When a similar productivity boom occurred in the U.S. between 1870 and 1900 it led to a period of healthy deflation with wholesale prices falling 1.5% annually. It's a fool's errand to look for wage growth.

Posted by Orrin Judd at July 8, 2004 5:08 PM
Comments

What's the difference?

Posted by: Jeff Guinn at July 8, 2004 5:27 PM

Exactly. Falling prices are an effective wage hike.

Posted by: oj at July 8, 2004 6:27 PM

It's more complicated than that.

Few things have experienced greater productivity gains than corn, but corn farmers are not doing so hot.

Posted by: Harry Eagar at July 8, 2004 9:10 PM

Harry:

YOU DON'T GET PAID MORE FOR MAKING EVERYTHING CHEAPER

Posted by: oj at July 8, 2004 9:12 PM

If you're a corn farmer, everything doesn't get cheaper.
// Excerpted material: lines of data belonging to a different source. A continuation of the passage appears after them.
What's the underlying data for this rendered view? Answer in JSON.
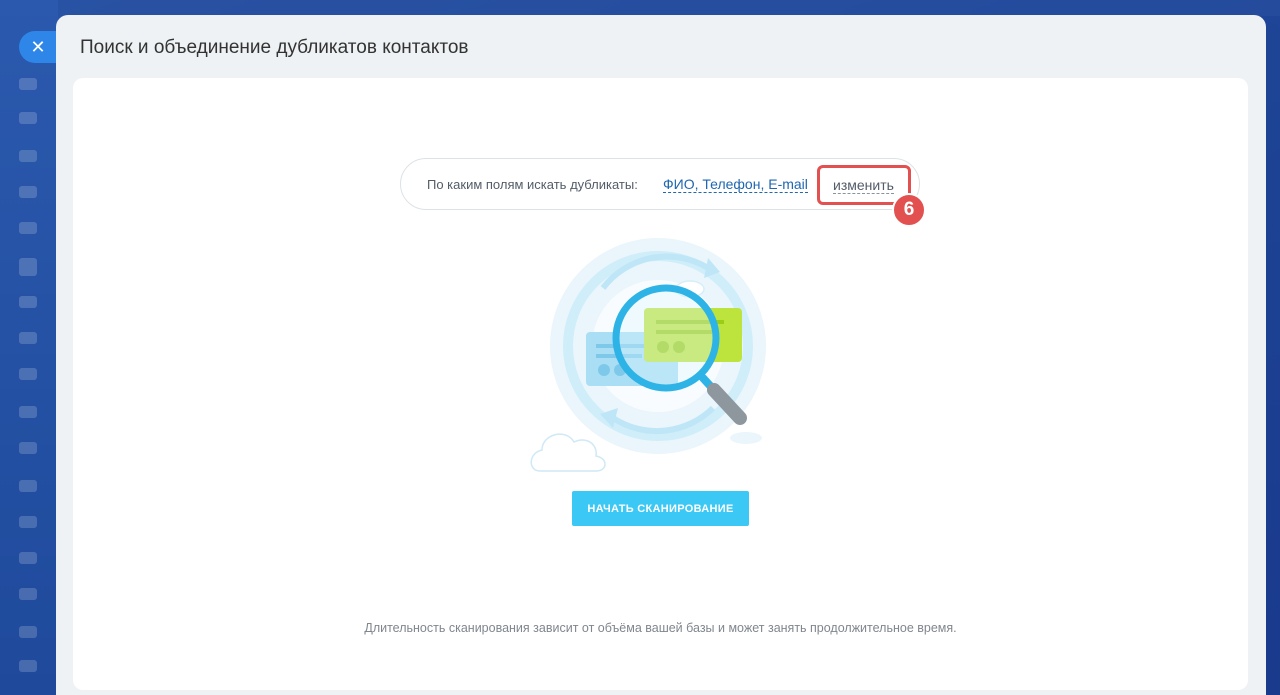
{
  "window": {
    "title": "Поиск и объединение дубликатов контактов",
    "close_icon": "close-icon"
  },
  "fields": {
    "label": "По каким полям искать дубликаты:",
    "value": "ФИО, Телефон, E-mail",
    "change_label": "изменить"
  },
  "annotation": {
    "step_number": "6",
    "color": "#e25150"
  },
  "illustration": {
    "icon": "magnifier-search-duplicates-icon"
  },
  "actions": {
    "scan_label": "НАЧАТЬ СКАНИРОВАНИЕ"
  },
  "footnote": "Длительность сканирования зависит от объёма вашей базы и может занять продолжительное время.",
  "colors": {
    "accent": "#3bc8f5",
    "link": "#2067b0",
    "close_button": "#2e86e8"
  }
}
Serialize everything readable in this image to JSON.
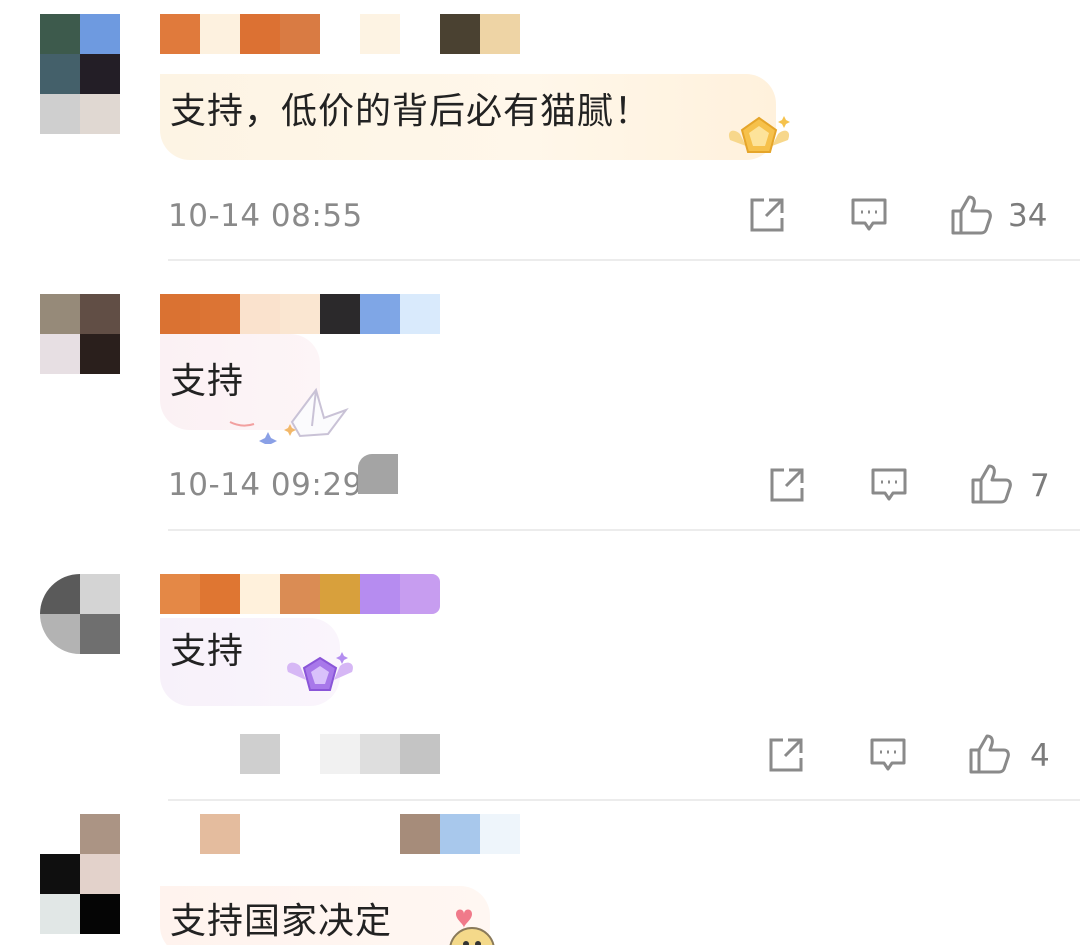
{
  "comments": [
    {
      "text": "支持，低价的背后必有猫腻！",
      "time": "10-14 08:55",
      "likes": "34",
      "colors": {
        "avatar": [
          "#3d5a4c",
          "#6e9ae0",
          "#44606a",
          "#231e26",
          "#cfcfcf",
          "#e0d8d2"
        ],
        "name": [
          "#e07a3c",
          "#fdf1df",
          "#dc7133",
          "#d97b43",
          "#ffffff",
          "#fdf3e3",
          "#ffffff",
          "#4a4131",
          "#eed4a5"
        ],
        "bubble": "#fdf3e1"
      }
    },
    {
      "text": "支持",
      "time": "10-14 09:29",
      "likes": "7",
      "colors": {
        "avatar": [
          "#968a79",
          "#614e45",
          "#e7dfe3",
          "#2a1f1c",
          "#ffffff",
          "#ffffff"
        ],
        "name": [
          "#da7232",
          "#dc7434",
          "#fae2cd",
          "#fae6d1",
          "#2b292b",
          "#7fa6e6",
          "#d9eafc"
        ],
        "bubble": "#fbf2f5"
      }
    },
    {
      "text": "支持",
      "time": "",
      "likes": "4",
      "colors": {
        "avatar": [
          "#5a5a5a",
          "#d4d4d4",
          "#b3b3b3",
          "#6f6f6f",
          "#ffffff",
          "#ffffff"
        ],
        "name": [
          "#e48846",
          "#df7632",
          "#fff1dc",
          "#da8c54",
          "#d8a03c",
          "#b68cf0",
          "#c79df0"
        ],
        "bubble": "#f7f1fa"
      }
    },
    {
      "text": "支持国家决定",
      "colors": {
        "avatar": [
          "#ffffff",
          "#ab9484",
          "#0f0f0f",
          "#e3d2cb",
          "#e1e7e6",
          "#050505"
        ],
        "name": [
          "#ffffff",
          "#ffffff",
          "#e4bc9e",
          "#ffffff",
          "#ffffff",
          "#ffffff",
          "#a68c7a",
          "#a8c8ec",
          "#eef5fb"
        ],
        "bubble": "#fff4f0"
      }
    }
  ],
  "icons": {
    "share": "share-icon",
    "comment": "comment-icon",
    "like": "thumbs-up-icon"
  }
}
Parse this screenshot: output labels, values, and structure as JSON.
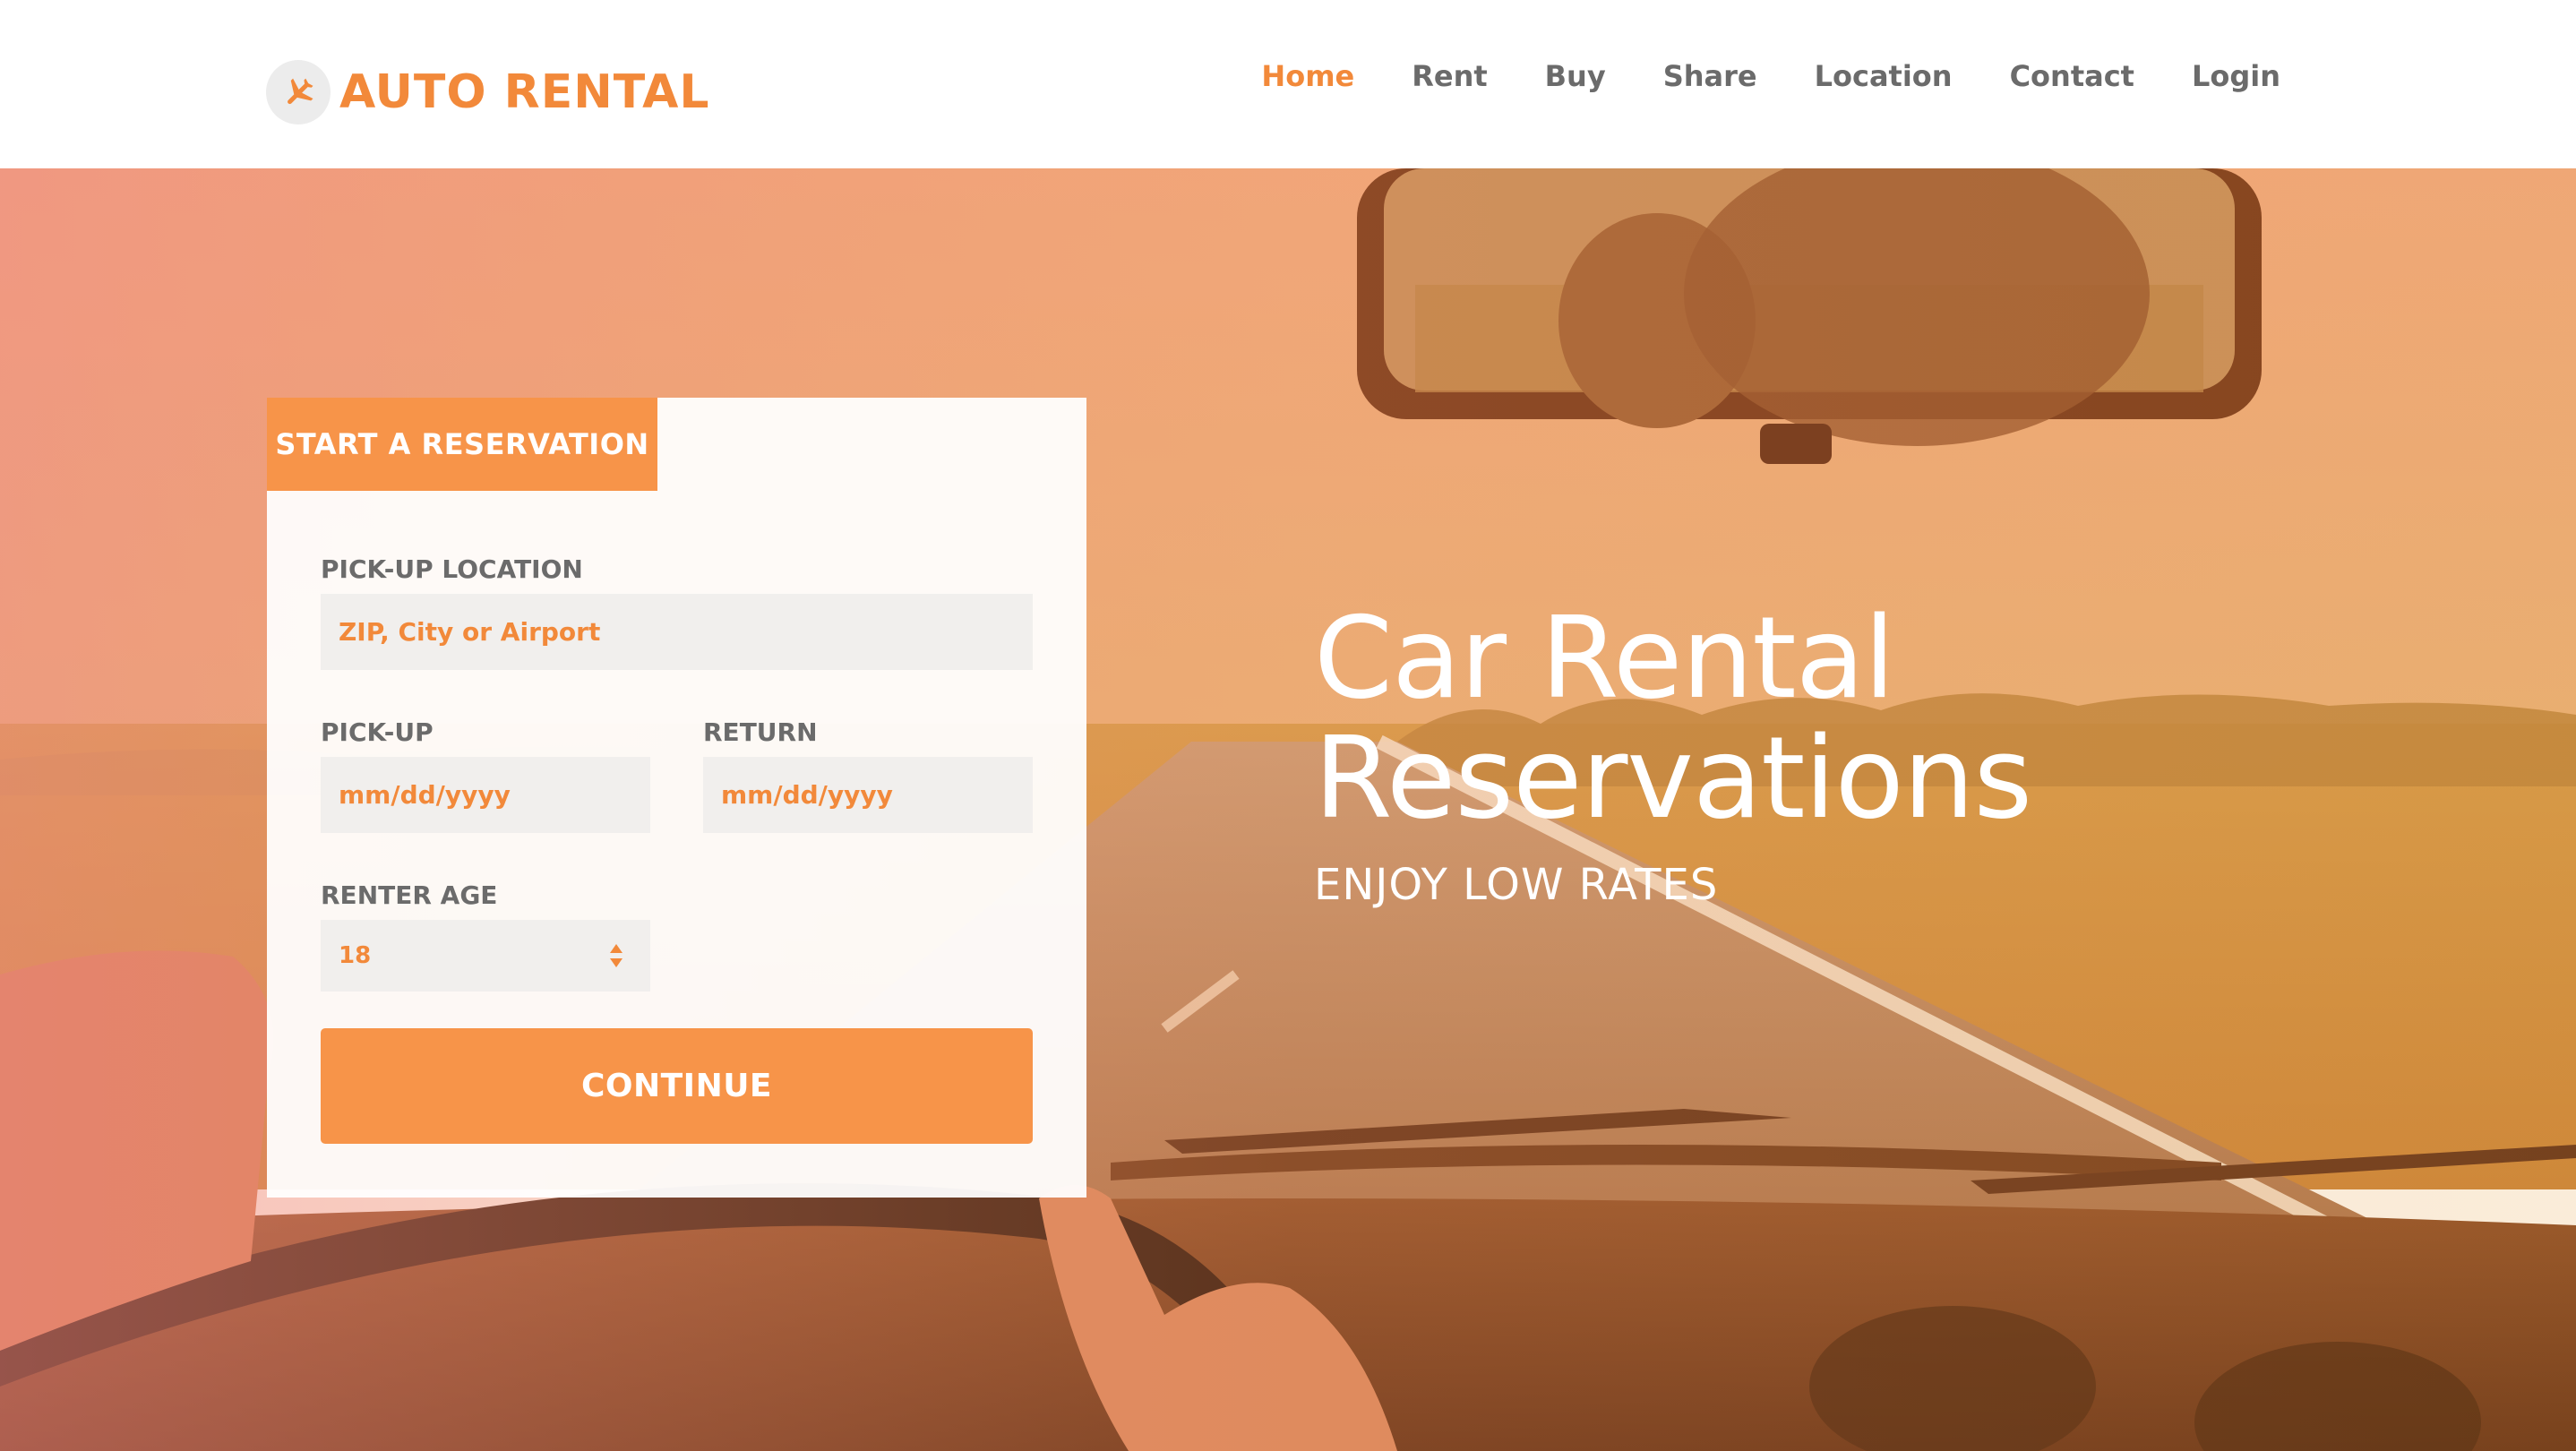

And, sometimes you do get paid more. Henry Ford and his workers did.

Posted by: Harry Eagar at July 9, 2004 2:55 AM

Harry:

Read a book--there was deflation during the Depression, which meant everything got cheaper. It just happened to be bad deflation because caused by poor decision making at the Fed in Congress and by Hoover and FDR.

Posted by: oj at July 9, 2004 8:40 AM

Harry--

The point of higher productivity in, say corn, is that it requires fewer acres to grow as much corn. In the very short run, this depresses the price of corn a lot due to oversupply and makes some farmers worse off. (Others do well or run in place, depending on how their personal productivity improvements compare to the industry as a whole and the price movements.) In the longer run, fewer farmers make corn, and while prices are still lower for corn, the income for farmers (and everybody else in the country) becomes higher due to higher productivity.

The whole point is that we have not achieved Utopia, same as always. Even if we had, then people would still want more leisure time. Rising productivity always lifts all boats, in the medium and long term.

Posted by: John Thacker at July 9, 2004 10:51 AM

Except that isn't what happened to the corn farmers.

Their inputs did not deflate. In particular, land did not go down. It went up.

There also are threshhold problems.

These are kind of hard to tease out. The capital base needed to create a quarter-section farm on the Iowa prairie was around $50K in 1860, though land was available to be patented at $1.25.

I don't know how much you'd need today, but to start with, you'd need a whole lot more land. There aren't many 160-acre farms left in the Corn Belt.

Posted by: Harry Eagar at July 9, 2004 6:08 PM

Because they're inefficient and can't produce enough at the ever cheaper prices.

Not many blacksmiths either I bet.

Posted by: oj at July 9, 2004 6:28 PM

Immigration, then and now, pushes down wages, robbing people of the benefits of price deflation.

Posted by: John Doe at July 10, 2004 7:36 PM

Yes, hard to believe we've survived 400 years of open immigration.

Posted by: oj at July 10, 2004 7:57 PM

Small corn farms are not inefficient, Orrin. Wheat is a better example. European wheat farms are 2.5 times as productive, per acre, as Kansas wheat farms. (Another example of their decadence, I suppose.)

It's true that it takes a lot more output to support one farmer than it used to. This is great for corn consumers.

It's the old trade made by the Anti-Corn Law League and again by Reagan -- cheap food for the cities, to hell with the countryside.

Great politics, until something bad happens and you need the countryside again.

Posted by: Harry Eagar at July 11, 2004 3:28 PM

One never does.

Posted by: oj at July 11, 2004 3:33 PM

Only if you want to eat. The English came within 3 weeks of starving because they had dumped the Corn Laws.

They didn't save themselves, either. We saved 'em.

The Japanese, without us as friends, did starve.

Posted by: Harry Eagar at July 12, 2004 2:39 PM

Yes, we're teetering on the brink of famine.